Окуджава был знаком по «Литературке» со Слуцким и Самойловым, которых регулярно печатал, и предложил каждому дать то, что по московским меркам выглядит заведомо непроходным; Самойлов дал «Чайную», уже пять лет кочевавшую по редакциям, а Слуцкий – большую подборку, в которой выделялось знаменитое впоследствии «Ордена теперь никто не носит, планки носят только чудаки». Здесь же – не менее знаменитое «Широко известен в узких кругах». Заключительные строчки этого стихотворения – «И прикуривать даже не хочется от его негреющего огня» – дали Самойлову повод думать, что это стихи о нем; так он сам говорил Рассадину. Дружбы, впрочем, такие пикировки не рушили: для ифлийцев они были делом привычным и даже необходимым. Слуцкий считался гражданственным, Самойлов поигрывал в эскепизм, в действительности же оставался политизированным (едва ли не в большей степени, чем Слуцкий) и прятал эту политизированность – вместе с ранним разочарованием в оттепели – за иронией и стилизацией. Но в «Чайной» ненависть его к начальству всех мастей и сострадание к обманувшемуся в очередной раз народу прочитываются куда как отчетливо.
В общем, как сказал Окуджаве после выхода альманаха коллега по «Литературке», критик Григорий Соловьев – «разгром можно учинять по фамилиям авторов, не читая». И как в воду глядел.
Окуджава дал в сборник автобиографическую повесть «Будь здоров, школяр!». Как мы помним, прозу он писал с малолетства – это были длинные военно-революционные романы, а тут вдруг, в 1960 году, он неожиданно для самого себя начал набрасывать цикл разрозненных заметок о своих ста днях на фронте. Психологически это объяснимо – из-под спуда вырывалось то, что он долгие годы держал в себе; оттепель раскрепощала, снимала табу. Вдруг удастся написать и о собственном военном опыте, честном, но негероическом, навеки разочаровавшем его в романтике всяческих экстремальностей? Писал не для печати – для аутотерапии: выбрасывал из себя мучительные воспоминания о собственной растерянности, об осознании уязвимости, о дикой и непреодолимой беззащитности, которую чувствовали на войне только самые молодые, помнящие домашнее тепло: «Твои лихие кони не смогут ничего. Ты весь как на ладони, все пули в одного».
Может, на дне души он и допускал, что эта вещь будет напечатана. Потому что напечатать ее было надо – она утешила бы многих. Всех, кто хочет жить и боится умереть, и считает это своим преступлением. Всех, кто готов отдать жизнь за Родину, но предпочел бы, если можно, не отдавать. В стихах ведь об этом уже можно было – пусть мельком, с оговорками: просочилось же в «Острова» стихотворение «Не вели, старшина, чтоб была тишина»:
Он написал «Школяра» очень быстро – примерно за два месяца.

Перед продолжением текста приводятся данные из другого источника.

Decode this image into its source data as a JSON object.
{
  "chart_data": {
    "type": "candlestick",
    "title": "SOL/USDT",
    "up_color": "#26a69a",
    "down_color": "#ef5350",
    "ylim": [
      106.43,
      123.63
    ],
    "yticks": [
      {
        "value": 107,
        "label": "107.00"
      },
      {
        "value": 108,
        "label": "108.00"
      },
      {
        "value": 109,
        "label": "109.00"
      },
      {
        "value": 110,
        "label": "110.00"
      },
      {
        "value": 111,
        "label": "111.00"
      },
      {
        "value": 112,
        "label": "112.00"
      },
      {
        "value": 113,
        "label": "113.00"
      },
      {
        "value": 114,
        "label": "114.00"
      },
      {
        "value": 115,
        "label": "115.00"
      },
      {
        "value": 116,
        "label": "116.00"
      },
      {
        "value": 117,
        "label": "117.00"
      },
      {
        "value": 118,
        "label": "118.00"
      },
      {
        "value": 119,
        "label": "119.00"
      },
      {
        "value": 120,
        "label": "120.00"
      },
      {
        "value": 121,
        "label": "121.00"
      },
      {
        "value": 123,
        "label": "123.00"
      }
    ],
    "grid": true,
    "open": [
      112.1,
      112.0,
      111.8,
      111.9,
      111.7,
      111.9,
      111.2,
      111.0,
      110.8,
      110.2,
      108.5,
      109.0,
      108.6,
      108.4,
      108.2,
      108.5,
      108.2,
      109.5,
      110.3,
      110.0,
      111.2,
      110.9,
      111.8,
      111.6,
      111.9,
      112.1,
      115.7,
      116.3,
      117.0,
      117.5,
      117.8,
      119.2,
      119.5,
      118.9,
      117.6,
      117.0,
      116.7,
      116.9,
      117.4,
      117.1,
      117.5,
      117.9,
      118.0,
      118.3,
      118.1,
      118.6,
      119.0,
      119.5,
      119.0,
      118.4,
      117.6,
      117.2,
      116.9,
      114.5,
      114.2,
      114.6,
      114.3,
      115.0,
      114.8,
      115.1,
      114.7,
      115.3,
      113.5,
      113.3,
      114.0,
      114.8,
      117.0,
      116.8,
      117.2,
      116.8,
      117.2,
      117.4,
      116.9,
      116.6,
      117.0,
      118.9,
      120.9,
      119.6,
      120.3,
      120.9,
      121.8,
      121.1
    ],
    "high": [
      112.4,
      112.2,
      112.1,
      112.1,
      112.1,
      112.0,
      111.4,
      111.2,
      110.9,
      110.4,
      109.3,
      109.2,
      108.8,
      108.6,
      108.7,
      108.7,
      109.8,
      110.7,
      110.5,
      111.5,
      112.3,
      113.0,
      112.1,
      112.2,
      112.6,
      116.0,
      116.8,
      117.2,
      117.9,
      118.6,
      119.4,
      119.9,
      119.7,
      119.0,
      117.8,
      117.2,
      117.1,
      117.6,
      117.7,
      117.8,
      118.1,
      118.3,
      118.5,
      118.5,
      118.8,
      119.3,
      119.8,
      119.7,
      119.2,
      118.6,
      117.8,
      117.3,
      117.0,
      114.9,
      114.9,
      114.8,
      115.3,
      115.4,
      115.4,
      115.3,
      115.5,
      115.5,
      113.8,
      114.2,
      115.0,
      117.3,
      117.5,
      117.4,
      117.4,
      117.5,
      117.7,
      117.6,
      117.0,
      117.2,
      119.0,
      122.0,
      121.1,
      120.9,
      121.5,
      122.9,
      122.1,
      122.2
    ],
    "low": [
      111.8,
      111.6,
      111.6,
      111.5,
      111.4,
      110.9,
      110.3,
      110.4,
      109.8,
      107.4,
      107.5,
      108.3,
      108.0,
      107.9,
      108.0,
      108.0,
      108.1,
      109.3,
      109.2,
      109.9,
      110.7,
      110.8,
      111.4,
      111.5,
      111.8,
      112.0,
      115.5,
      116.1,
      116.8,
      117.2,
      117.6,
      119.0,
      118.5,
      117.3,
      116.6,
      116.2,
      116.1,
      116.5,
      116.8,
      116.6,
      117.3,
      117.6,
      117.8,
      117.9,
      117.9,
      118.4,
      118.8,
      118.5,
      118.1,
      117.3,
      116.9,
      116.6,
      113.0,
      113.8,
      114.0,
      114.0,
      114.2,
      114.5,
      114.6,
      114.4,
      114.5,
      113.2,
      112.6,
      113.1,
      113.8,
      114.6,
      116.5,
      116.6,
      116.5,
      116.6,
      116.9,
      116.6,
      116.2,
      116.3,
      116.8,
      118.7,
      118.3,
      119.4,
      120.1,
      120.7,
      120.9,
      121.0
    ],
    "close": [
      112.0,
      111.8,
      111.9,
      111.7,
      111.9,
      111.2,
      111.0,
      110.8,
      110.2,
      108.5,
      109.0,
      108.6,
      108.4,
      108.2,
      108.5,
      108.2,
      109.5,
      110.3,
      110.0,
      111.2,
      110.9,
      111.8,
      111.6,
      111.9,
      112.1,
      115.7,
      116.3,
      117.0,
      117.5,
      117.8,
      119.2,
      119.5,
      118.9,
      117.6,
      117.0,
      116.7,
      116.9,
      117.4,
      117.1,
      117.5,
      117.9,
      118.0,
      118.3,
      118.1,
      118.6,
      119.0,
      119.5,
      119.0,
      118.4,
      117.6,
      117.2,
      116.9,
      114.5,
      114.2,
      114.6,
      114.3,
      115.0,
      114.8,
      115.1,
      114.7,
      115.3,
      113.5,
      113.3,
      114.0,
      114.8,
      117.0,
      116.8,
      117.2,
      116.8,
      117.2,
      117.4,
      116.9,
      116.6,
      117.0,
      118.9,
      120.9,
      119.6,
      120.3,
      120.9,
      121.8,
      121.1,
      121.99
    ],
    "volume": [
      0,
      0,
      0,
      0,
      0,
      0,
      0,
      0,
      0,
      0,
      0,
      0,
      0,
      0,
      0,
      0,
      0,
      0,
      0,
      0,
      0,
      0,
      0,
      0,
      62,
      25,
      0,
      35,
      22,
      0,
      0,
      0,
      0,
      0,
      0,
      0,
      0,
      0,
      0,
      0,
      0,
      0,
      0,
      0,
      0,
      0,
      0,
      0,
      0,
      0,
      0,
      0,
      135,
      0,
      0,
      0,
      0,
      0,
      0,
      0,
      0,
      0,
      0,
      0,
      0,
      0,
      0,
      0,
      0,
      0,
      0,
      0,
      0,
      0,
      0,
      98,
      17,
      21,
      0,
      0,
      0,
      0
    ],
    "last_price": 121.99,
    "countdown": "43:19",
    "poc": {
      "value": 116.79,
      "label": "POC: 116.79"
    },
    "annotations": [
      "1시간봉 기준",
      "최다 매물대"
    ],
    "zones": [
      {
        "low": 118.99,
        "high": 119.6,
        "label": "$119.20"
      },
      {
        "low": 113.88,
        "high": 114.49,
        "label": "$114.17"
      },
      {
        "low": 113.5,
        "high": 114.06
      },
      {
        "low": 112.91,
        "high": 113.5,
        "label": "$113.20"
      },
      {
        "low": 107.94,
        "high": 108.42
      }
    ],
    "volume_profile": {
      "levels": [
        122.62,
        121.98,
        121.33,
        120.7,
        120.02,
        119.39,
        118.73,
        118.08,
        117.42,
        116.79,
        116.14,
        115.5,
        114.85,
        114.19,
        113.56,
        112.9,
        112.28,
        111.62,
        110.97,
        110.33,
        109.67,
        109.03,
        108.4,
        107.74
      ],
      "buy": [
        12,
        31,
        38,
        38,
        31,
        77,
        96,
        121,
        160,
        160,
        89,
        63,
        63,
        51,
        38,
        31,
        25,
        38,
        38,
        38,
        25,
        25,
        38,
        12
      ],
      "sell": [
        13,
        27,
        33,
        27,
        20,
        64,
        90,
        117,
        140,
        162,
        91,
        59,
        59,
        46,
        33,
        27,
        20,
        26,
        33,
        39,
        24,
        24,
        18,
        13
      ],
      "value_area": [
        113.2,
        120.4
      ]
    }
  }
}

С радостным чувством освобождения от давних страхов, от стыда, от преследовавших его до сих пор военных кошмаров (которые и потом никуда не делись). Вещь получилась, строго говоря, не о войне, то есть в ней почти нет атак, боев, героического сопротивления, а есть долгое и томительное ожидание боя, дождь, холод, бесконечные переезды с одной позиции на другую, изнурительная военная работа и чувство совершенной потерянности. Манера самая простая – хотя, думаю, не обошлось без влияния «На Западном фронте без перемен»: то же сплошное настоящее время и не отпускающее, нарастающее чувство абсурдности всего; какой уж тут героизм. Думаю, именно эта ремарковщина (а Окуджава Ремарка ценил и часто в том признавался) возмутила советскую критику больше всего: еще одно, значит, потерянное поколение? Да ведь те воевали непонятно за что, а мы – за Родину!